How This Changes Everything: Real Life Impact

I remember going through a season when my business was failing, and I felt like I was letting everyone down - my family, my team, even God. I kept asking, 'Why is this happening?' One morning, in the middle of my worry, I opened my Bible to Psalm 119:71 and it hit me: maybe this pain wasn’t punishment, but preparation. For the first time, I wasn’t reading God’s Word to feel better - I was searching it like a lifeline. I started noticing how His promises shaped my decisions, calmed my fears, and taught me to trust Him more than my own plans. That hard year didn’t feel good at the time, but looking back, it was the season I truly learned to live by His statutes. It changed how I see every struggle since.

Personal Reflection

  • When have I looked back on a painful time and realized it brought me closer to God’s Word and ways?
  • Am I currently resisting a hardship that God might be using to teach me something only pain can reveal?
  • How can I turn to Scripture first - for direction rather than just comfort - the next time I face a trial?

A Challenge For You

This week, when you face a difficulty - big or small - pause and ask God, 'What are You trying to teach me here?' Then open Psalm 119 and read one section (eight verses). Let your pain drive you to His Word, not away from it. Consider writing down one insight that speaks to your situation.

A Prayer of Response

God, I admit I don’t like pain, and I often run from it or complain through it. But thank You that You are not distant when I suffer. Help me trust that You’re using even this to draw me closer to Your Word and Your heart. Teach me Your statutes in the hard places, as You did with the psalmist. Let my struggles grow my wisdom, not my doubt. I want to learn from You, even when it hurts.

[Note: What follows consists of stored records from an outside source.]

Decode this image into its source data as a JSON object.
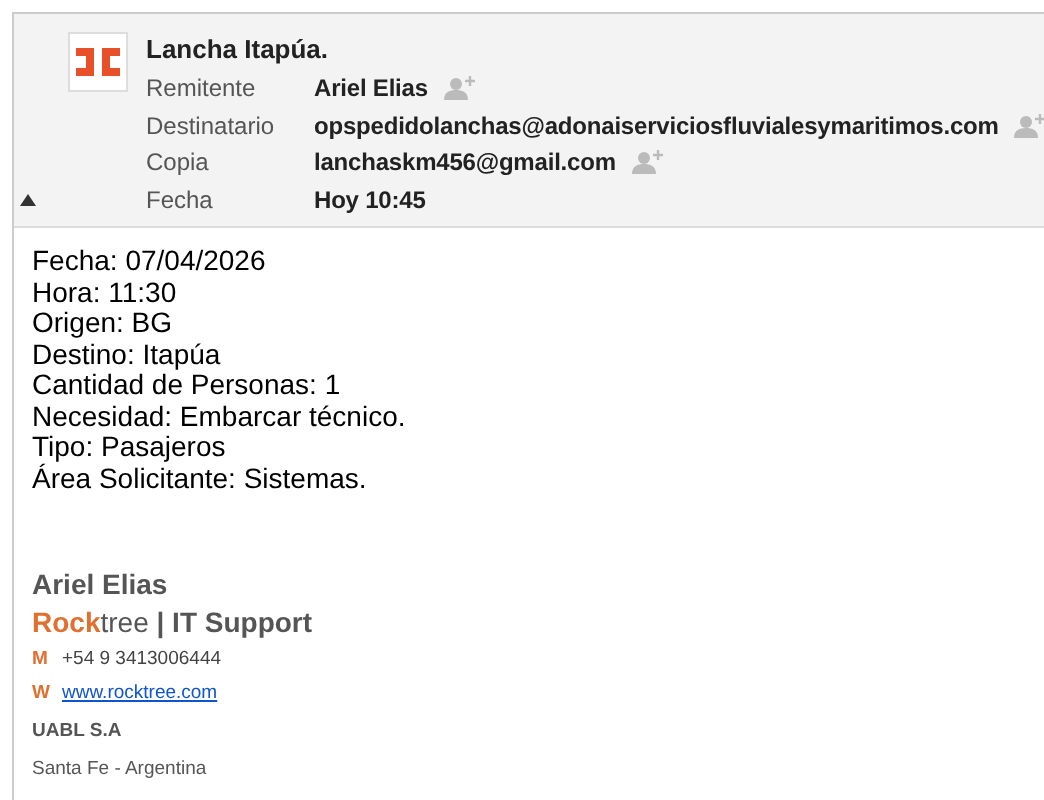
{
  "header": {
    "subject": "Lancha Itapúa.",
    "expanded": true,
    "fields": [
      {
        "label": "Remitente",
        "value": "Ariel Elias",
        "add_contact": true
      },
      {
        "label": "Destinatario",
        "value": "opspedidolanchas@adonaiserviciosfluvialesymaritimos.com",
        "add_contact": true
      },
      {
        "label": "Copia",
        "value": "lanchaskm456@gmail.com",
        "add_contact": true
      },
      {
        "label": "Fecha",
        "value": "Hoy 10:45",
        "add_contact": false
      }
    ]
  },
  "body": {
    "lines": [
      "Fecha: 07/04/2026",
      "Hora: 11:30",
      "Origen: BG",
      "Destino: Itapúa",
      "Cantidad de Personas: 1",
      "Necesidad: Embarcar técnico.",
      "Tipo: Pasajeros",
      "Área Solicitante: Sistemas."
    ]
  },
  "signature": {
    "name": "Ariel Elias",
    "company": "**Rock**tree **| IT Support**",
    "contacts": [
      {
        "letter": "M",
        "value": "+54 9 3413006444",
        "kind": "phone"
      },
      {
        "letter": "W",
        "value": "www.rocktree.com",
        "kind": "link"
      }
    ],
    "organization": "UABL S.A",
    "location": "Santa Fe - Argentina"
  }
}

Related Scriptures & Concepts

Immediate Context

Psalm 119:69-70

The psalmist contrasts the lies of the proud with his own deep love for God’s law, setting up his gratitude for affliction in verse 71.

Psalm 119:72

The psalmist declares God’s word more valuable than gold, showing how affliction increased his reverence for Scripture.

Connections Across Scripture

James 1:2-4

Encourages joy in trials because they produce perseverance and maturity, aligning with Psalm 119:71’s redemptive view of suffering.

1 Peter 1:6-7

Describes trials as refining faith like gold, connecting to how affliction purifies devotion to God’s Word.

Isaiah 48:10

God declares He has refined His people in the furnace of affliction, revealing His purifying purpose in pain.